Dans ses observations, la société SEMAAD soutient que le comité de règlement des différends et des sanctions est compétent dès lors que cette dernière est un utilisateur du réseau de distribution dont la société ERDF est gestionnaire et que le présent différend concerne un refus d'accès au réseau opposé par la société ERDF.
Elle estime que la société ERDF est tenue de respecter un délai de trois mois pour le traitement des demandes d'offres de raccordement au réseau conformément à la procédure de traitement des demandes de raccordement individuel en BT de puissance supérieure à 36 KVA et en HTA, au réseau public géré par la société ERDF du 3 juillet 2010.
La société SEMAAD ajoute que la date de complétude de son dossier de demande a été fixée au 27 août 2010 et que la société ERDF ne lui a transmis la convention de raccordement que le 8 décembre 2010.
Elle considère que l'application du décret n° 2010-1510 du 9 décembre 2010 l'a empêchée de poursuivre son projet pendant la période de suspension fixée pour trois mois, ce qui lui a causé un préjudice indiscutable.

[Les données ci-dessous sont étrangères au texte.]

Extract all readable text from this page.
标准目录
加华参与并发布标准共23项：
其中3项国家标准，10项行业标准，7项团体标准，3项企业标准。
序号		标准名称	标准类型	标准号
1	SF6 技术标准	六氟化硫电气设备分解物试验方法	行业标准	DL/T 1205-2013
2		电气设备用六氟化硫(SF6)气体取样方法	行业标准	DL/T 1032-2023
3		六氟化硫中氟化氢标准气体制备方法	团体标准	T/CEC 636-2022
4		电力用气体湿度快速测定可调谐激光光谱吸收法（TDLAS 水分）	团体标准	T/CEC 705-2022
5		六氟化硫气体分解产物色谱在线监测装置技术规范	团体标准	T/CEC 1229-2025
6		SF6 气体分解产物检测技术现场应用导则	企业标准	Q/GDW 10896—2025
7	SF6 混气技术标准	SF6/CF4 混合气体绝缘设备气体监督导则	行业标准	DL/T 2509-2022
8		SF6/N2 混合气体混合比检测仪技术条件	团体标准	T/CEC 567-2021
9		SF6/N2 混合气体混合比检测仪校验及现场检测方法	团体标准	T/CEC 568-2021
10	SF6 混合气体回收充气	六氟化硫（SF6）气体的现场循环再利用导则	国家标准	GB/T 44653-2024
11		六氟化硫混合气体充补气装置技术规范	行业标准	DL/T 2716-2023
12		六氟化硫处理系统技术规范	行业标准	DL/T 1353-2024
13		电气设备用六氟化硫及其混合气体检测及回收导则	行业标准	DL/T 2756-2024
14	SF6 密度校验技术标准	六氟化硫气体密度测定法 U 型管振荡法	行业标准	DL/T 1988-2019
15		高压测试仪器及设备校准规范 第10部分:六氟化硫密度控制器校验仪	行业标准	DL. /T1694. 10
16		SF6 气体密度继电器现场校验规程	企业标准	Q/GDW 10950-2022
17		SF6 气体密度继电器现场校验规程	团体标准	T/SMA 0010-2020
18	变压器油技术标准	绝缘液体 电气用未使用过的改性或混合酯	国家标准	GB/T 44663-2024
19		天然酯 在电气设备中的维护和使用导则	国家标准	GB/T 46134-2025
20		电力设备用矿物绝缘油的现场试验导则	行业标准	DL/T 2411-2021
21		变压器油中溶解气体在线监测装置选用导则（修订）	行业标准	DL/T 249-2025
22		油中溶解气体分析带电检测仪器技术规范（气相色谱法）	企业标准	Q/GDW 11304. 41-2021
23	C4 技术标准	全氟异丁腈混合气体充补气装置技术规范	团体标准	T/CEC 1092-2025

La société SEMAAD indique enfin que la société ERDF ne saurait régulièrement lui opposer la caducité de son offre laquelle résulterait d'une application du décret n° 2010-1510 du 9 décembre 2010 dès lors que la caducité de l'offre ne résulte pas directement d'une application de ces dispositions réglementaires mais d'une faute commise par la société ERDF et que, dans ces conditions, la question soulevée devant le comité de règlement des différends et des sanctions ne concerne en rien une éventuelle irrégularité dudit décret.
En conséquence, la société SEMAAD demande au comité de règlement des différends et des sanctions de :
― constater le retard avec lequel la société ERDF lui a adressé la convention de raccordement sollicitée ;
― constater que ce retard, imputable à la société ERDF, lui a causé un préjudice ;
Par conséquent,
― ordonner à la société ERDF de transmettre sans délai et sous astreinte à la société SEMAAD une proposition technique et financière de raccordement sous le régime applicable antérieurement à l'entrée en vigueur du décret n° 2010-1510 du 9 décembre 2010 ;
― enjoindre la conclusion d'une convention de raccordement sur le fondement des dispositions applicables antérieurement au décret du 9 décembre 2010.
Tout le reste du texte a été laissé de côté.